Quand j’ai commencé à écrire, c’était il y a plusieurs années, l’IA semblait encore loin. J’ai beaucoup avancé seul, sachant que je suis coproducteur de mes films. A un moment, je suis arrivé au stade de la minisérie, mais je ne trouvais pas de diffuseur. J’avais quatre épisodes d’une heure, je suis allé voir le producteur Justin Taurand (Les Films du Bélier), afin de ramener le projet à deux heures. On a eu quatre refus à l’avance sur recettes du CNC. Aujourd’hui, dès qu’un film dispose d’un budget un peu important, trouver une liberté formelle devient difficile.

Vous avez recruté l’acteur George MacKay, en remplacement de Gaspard Ulliel, mort avant le tournage du film…

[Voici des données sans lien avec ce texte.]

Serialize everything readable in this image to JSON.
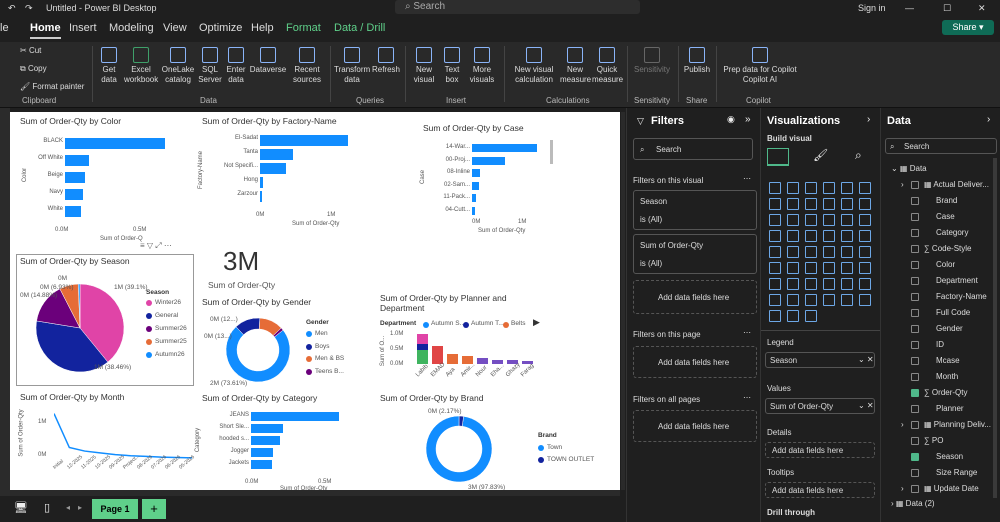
{
  "window": {
    "title": "Untitled - Power BI Desktop",
    "search": "Search",
    "signin": "Sign in"
  },
  "tabs": [
    "Home",
    "Insert",
    "Modeling",
    "View",
    "Optimize",
    "Help",
    "Format",
    "Data / Drill"
  ],
  "share": "Share",
  "ribbon": {
    "clipboard": [
      "Cut",
      "Copy",
      "Format painter"
    ],
    "groups": [
      "Clipboard",
      "Data",
      "Queries",
      "Insert",
      "Calculations",
      "Sensitivity",
      "Share",
      "Copilot"
    ],
    "buttons": [
      "Get data",
      "Excel workbook",
      "OneLake catalog",
      "SQL Server",
      "Enter data",
      "Dataverse",
      "Recent sources",
      "Transform data",
      "Refresh",
      "New visual",
      "Text box",
      "More visuals",
      "New visual calculation",
      "New measure",
      "Quick measure",
      "Sensitivity",
      "Publish",
      "Prep data for Copilot",
      "Copilot AI"
    ]
  },
  "charts": {
    "color": {
      "title": "Sum of Order-Qty by Color",
      "ylabel": "Color",
      "xlabel": "Sum of Order-Q",
      "cats": [
        "BLACK",
        "Off White",
        "Beige",
        "Navy",
        "White"
      ],
      "ticks": [
        "0.0M",
        "0.5M"
      ],
      "chart_data": {
        "type": "bar",
        "categories": [
          "BLACK",
          "Off White",
          "Beige",
          "Navy",
          "White"
        ],
        "values": [
          0.5,
          0.12,
          0.1,
          0.09,
          0.08
        ]
      }
    },
    "factory": {
      "title": "Sum of Order-Qty by Factory-Name",
      "ylabel": "Factory-Name",
      "xlabel": "Sum of Order-Qty",
      "cats": [
        "El-Sadat",
        "Tanta",
        "Not Specifi...",
        "Hong",
        "Zarzour"
      ],
      "ticks": [
        "0M",
        "1M"
      ],
      "chart_data": {
        "type": "bar",
        "categories": [
          "El-Sadat",
          "Tanta",
          "Not Specifi...",
          "Hong",
          "Zarzour"
        ],
        "values": [
          1.0,
          0.38,
          0.3,
          0.03,
          0.02
        ]
      }
    },
    "case": {
      "title": "Sum of Order-Qty by Case",
      "ylabel": "Case",
      "xlabel": "Sum of Order-Qty",
      "cats": [
        "14-War...",
        "00-Proj...",
        "08-Inline",
        "02-Sam...",
        "11-Pack...",
        "04-Cutt..."
      ],
      "ticks": [
        "0M",
        "1M"
      ],
      "chart_data": {
        "type": "bar",
        "categories": [
          "14-War...",
          "00-Proj...",
          "08-Inline",
          "02-Sam...",
          "11-Pack...",
          "04-Cutt..."
        ],
        "values": [
          1.0,
          0.5,
          0.12,
          0.1,
          0.06,
          0.04
        ]
      }
    },
    "card": {
      "value": "3M",
      "label": "Sum of Order-Qty"
    },
    "season": {
      "title": "Sum of Order-Qty by Season",
      "legend_title": "Season",
      "legend": [
        "Winter26",
        "General",
        "Summer26",
        "Summer25",
        "Autumn26"
      ],
      "labels": [
        "1M (39.1%)",
        "1M (38.46%)",
        "0M (14.88%)",
        "0M (6.93%)",
        "0M"
      ],
      "chart_data": {
        "type": "pie",
        "categories": [
          "Winter26",
          "General",
          "Summer26",
          "Summer25",
          "Autumn26"
        ],
        "values": [
          39.1,
          38.46,
          14.88,
          6.93,
          0.63
        ]
      }
    },
    "gender": {
      "title": "Sum of Order-Qty by Gender",
      "legend_title": "Gender",
      "legend": [
        "Men",
        "Boys",
        "Men & BS",
        "Teens B..."
      ],
      "labels": [
        "0M (12...)",
        "0M (13...)",
        "2M (73.61%)"
      ],
      "chart_data": {
        "type": "pie",
        "categories": [
          "Men",
          "Boys",
          "Men & BS",
          "Teens B..."
        ],
        "values": [
          73.61,
          13,
          12,
          1.39
        ]
      }
    },
    "planner": {
      "title": "Sum of Order-Qty by Planner and Department",
      "legend_title": "Department",
      "legend": [
        "Autumn S...",
        "Autumn T...",
        "Belts"
      ],
      "yticks": [
        "1.0M",
        "0.5M",
        "0.0M"
      ],
      "ylabel": "Sum of O...",
      "cats": [
        "Labib",
        "EMAD",
        "Aya",
        "Amir...",
        "Nour",
        "Eha...",
        "Ghazy",
        "Farag"
      ],
      "chart_data": {
        "type": "bar",
        "categories": [
          "Labib",
          "EMAD",
          "Aya",
          "Amir...",
          "Nour",
          "Eha...",
          "Ghazy",
          "Farag"
        ],
        "values": [
          0.75,
          0.6,
          0.35,
          0.28,
          0.2,
          0.15,
          0.12,
          0.1
        ]
      }
    },
    "month": {
      "title": "Sum of Order-Qty by Month",
      "ylabel": "Sum of Order-Qty",
      "yticks": [
        "1M",
        "0M"
      ],
      "cats": [
        "Initial",
        "12-2025",
        "11-2025",
        "10-2025",
        "09-2025",
        "Project...",
        "08-2026",
        "07-2026",
        "06-2026",
        "05-2026"
      ],
      "chart_data": {
        "type": "line",
        "categories": [
          "Initial",
          "12-2025",
          "11-2025",
          "10-2025",
          "09-2025",
          "Project...",
          "08-2026",
          "07-2026",
          "06-2026",
          "05-2026"
        ],
        "values": [
          1.3,
          0.35,
          0.25,
          0.2,
          0.15,
          0.12,
          0.1,
          0.08,
          0.07,
          0.06
        ],
        "ylim": [
          0,
          1.4
        ]
      }
    },
    "category": {
      "title": "Sum of Order-Qty by Category",
      "ylabel": "Category",
      "xlabel": "Sum of Order-Qty",
      "cats": [
        "JEANS",
        "Short Sle...",
        "hooded s...",
        "Jogger",
        "Jackets"
      ],
      "ticks": [
        "0.0M",
        "0.5M"
      ],
      "chart_data": {
        "type": "bar",
        "categories": [
          "JEANS",
          "Short Sle...",
          "hooded s...",
          "Jogger",
          "Jackets"
        ],
        "values": [
          0.6,
          0.22,
          0.2,
          0.15,
          0.14
        ]
      }
    },
    "brand": {
      "title": "Sum of Order-Qty by Brand",
      "legend_title": "Brand",
      "legend": [
        "Town",
        "TOWN OUTLET"
      ],
      "labels": [
        "0M (2.17%)",
        "3M (97.83%)"
      ],
      "chart_data": {
        "type": "pie",
        "categories": [
          "Town",
          "TOWN OUTLET"
        ],
        "values": [
          97.83,
          2.17
        ]
      }
    }
  },
  "filters": {
    "title": "Filters",
    "search": "Search",
    "on_visual": "Filters on this visual",
    "season": "Season",
    "all1": "is (All)",
    "soq": "Sum of Order-Qty",
    "all2": "is (All)",
    "add": "Add data fields here",
    "on_page": "Filters on this page",
    "on_all": "Filters on all pages"
  },
  "viz": {
    "title": "Visualizations",
    "build": "Build visual",
    "legend": "Legend",
    "legend_val": "Season",
    "values": "Values",
    "values_val": "Sum of Order-Qty",
    "details": "Details",
    "add": "Add data fields here",
    "tooltips": "Tooltips",
    "drill": "Drill through"
  },
  "data": {
    "title": "Data",
    "search": "Search",
    "table": "Data",
    "fields": [
      "Actual Deliver...",
      "Brand",
      "Case",
      "Category",
      "Code-Style",
      "Color",
      "Department",
      "Factory-Name",
      "Full Code",
      "Gender",
      "ID",
      "Mcase",
      "Month",
      "Order-Qty",
      "Planner",
      "Planning Deliv...",
      "PO",
      "Season",
      "Size Range",
      "Update Date"
    ],
    "table2": "Data (2)"
  },
  "page": {
    "tab": "Page 1",
    "add": "+"
  }
}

Il fallait que je rende le film possible à nouveau, en allant chercher un acteur britannique. Et les essais de George MacKay étaient prodigieux : souvent, même quand les acteurs sont très bons, on voit les ficelles, mais, avec George, on ne sait pas par où le jeu passe. C’est quelqu’un qui apprend énormément en amont. Léa Seydoux est à l’opposé, elle ne demande rien, c’est un mélange entre sa méthode et sa superstition. Elle a besoin de découvrir les choses pour les vivre sur le plateau. Même en collant la caméra devant elle, on ne sait pas ce qu’elle pense. Léa Seydoux résiste à la caméra, semble plus forte qu’elle, un peu comme Catherine Deneuve.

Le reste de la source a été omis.